The Frenchman Jacques Hamel, the Italian Pino Puglisi, and the El Salvadoran archbishop Oscar Romero all offered their lives for Christ and to testify to the Gospel. The names of these three priests were cited alongside those of dozens of other martyrs from around the world during a large ecumenical vigil organized on March 27, 2018. Among the honored martyrs were many priests but also religious and lay people. All are witnesses of the faith.
Vigil in Rome
The prayer vigil was organized in the Basilica of St. Mary of Trastevere, a few minutes from the Vatican. We can get some sense of its importance by the fact that it was presided over by Cardinal Marc Ouellet, prefect of the Congregation for Bishops. The basilica, one of the oldest in Rome, was packed with people. The entire assembly, composed of Catholics, Orthodox, and even Anglicans, prayed with one heart for the Christian martyrs. Songs in all languages punctuated the celebration, paying tribute to these witnesses from around the world.
After reading a psalm— “My help will come to me from the Lord” (Ps 120)— and the proclamation of the Gospel of the Beatitudes, the true standard for followers of Christ, the names of Christians who “offered their lives for the Gospel” were solemnly presented, like so many beads of the Rosary.
“Our time is that of the ecumenism of blood,” said Cardinal Ouellet during his homily, echoing the words of Pope Francis.
Our time, he continued, is littered with martyrs like never before, from all of the Churches combined. For the prelate, paying tribute to them brings us closer to Christ and thus brings Christians closer together. It’s about bearing the supreme testimony of the gift of life proudly and in unison. This is the most profound way to reconcile Christians of different faiths, the Canadian cardinal insisted.

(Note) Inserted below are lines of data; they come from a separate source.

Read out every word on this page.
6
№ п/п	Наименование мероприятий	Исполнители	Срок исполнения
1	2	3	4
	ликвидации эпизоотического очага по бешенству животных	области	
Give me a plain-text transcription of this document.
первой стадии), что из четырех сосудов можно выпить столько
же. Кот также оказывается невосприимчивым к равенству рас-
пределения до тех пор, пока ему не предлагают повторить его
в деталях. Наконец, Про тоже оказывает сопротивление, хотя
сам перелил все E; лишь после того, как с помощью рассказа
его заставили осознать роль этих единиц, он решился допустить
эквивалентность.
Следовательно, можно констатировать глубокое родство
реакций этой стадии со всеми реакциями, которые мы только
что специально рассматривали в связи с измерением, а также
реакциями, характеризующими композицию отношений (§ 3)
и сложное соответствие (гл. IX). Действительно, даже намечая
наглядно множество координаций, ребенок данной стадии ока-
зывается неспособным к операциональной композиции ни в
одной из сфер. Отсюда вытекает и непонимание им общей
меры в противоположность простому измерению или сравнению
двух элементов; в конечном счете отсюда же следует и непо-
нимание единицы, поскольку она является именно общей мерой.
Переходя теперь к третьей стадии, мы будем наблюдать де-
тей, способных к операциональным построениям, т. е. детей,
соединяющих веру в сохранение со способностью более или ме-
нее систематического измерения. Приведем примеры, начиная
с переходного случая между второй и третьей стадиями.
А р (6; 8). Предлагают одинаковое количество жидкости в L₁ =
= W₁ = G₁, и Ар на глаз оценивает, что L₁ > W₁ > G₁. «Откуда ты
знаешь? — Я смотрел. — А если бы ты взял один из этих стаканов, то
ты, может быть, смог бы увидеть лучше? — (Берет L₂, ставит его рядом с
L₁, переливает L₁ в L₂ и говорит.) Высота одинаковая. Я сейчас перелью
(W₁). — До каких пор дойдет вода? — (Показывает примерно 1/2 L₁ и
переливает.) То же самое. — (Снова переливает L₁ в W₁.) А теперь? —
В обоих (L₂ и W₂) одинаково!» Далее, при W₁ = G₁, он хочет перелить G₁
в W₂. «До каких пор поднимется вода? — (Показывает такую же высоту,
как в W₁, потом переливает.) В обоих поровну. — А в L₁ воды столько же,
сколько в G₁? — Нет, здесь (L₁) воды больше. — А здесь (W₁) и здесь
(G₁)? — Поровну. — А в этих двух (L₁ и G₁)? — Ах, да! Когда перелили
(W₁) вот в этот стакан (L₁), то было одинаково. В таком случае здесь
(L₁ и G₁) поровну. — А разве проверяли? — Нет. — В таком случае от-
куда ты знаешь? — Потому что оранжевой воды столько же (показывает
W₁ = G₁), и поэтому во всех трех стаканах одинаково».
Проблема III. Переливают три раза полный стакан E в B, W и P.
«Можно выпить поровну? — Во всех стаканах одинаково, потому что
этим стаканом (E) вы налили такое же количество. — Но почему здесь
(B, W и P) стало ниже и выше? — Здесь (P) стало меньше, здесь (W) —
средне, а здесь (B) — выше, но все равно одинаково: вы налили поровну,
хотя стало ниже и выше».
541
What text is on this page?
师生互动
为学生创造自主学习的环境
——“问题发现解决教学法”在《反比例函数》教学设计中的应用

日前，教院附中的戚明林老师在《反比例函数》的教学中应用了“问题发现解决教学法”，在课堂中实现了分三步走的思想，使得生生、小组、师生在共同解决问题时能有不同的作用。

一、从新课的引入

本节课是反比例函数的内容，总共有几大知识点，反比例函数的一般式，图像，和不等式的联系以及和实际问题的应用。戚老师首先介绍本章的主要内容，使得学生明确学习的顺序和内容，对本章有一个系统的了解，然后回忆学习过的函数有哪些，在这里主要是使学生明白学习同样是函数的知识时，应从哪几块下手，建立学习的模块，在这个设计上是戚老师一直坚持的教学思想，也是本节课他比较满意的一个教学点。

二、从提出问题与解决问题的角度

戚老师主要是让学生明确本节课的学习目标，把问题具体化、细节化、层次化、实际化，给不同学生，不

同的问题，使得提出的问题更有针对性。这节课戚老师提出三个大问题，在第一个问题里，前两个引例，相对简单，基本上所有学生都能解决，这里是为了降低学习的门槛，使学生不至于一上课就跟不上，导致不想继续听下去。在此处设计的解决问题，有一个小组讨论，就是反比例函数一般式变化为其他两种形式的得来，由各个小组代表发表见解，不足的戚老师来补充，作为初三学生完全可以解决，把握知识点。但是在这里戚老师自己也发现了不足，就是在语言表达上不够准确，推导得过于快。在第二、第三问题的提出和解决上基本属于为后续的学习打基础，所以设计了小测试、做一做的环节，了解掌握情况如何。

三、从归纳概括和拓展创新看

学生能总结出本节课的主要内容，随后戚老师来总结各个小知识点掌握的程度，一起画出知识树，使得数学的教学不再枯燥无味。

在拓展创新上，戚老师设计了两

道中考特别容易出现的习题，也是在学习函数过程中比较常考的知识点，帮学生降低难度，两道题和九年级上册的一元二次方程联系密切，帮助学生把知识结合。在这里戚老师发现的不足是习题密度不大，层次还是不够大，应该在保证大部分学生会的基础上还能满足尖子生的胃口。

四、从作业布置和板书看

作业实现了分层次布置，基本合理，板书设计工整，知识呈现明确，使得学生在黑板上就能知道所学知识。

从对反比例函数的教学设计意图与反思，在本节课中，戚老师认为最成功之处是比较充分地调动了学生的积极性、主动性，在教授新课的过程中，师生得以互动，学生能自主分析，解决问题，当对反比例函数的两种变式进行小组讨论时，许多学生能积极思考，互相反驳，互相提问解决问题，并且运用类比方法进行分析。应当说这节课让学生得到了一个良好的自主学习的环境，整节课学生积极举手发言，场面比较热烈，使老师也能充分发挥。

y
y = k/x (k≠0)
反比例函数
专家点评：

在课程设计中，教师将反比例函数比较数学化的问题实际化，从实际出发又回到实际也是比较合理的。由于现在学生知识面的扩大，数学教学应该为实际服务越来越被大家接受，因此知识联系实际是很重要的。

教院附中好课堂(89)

The slow litany of names reflected the diversity of these supreme gifts illuminated by the Gospel. Nuns spent themselves to the last drop accompanying the sick and the poor, contracting in turn the deadly viruses. Christians were tortured and killed by pure hatred of their faith in Jesus Christ. Cases in point: the Armenians in 1915 but also the five women from Russian Dagestan last February. To these witnesses of yesterday and today, Cardinal Ouellet did not fail to add the victims of the conflicts raging in Burundi and Yemen.
For the prefect, these Christians—well-known or anonymous—are bearers of a message of hope and faith: “Their shed blood is Christ’s, which is still flowing today.” It is a “duty of memory to praise God for the grace of their testimony,” he insisted. And the faithful must invoke the Holy Spirit to find strength to serve and love like them.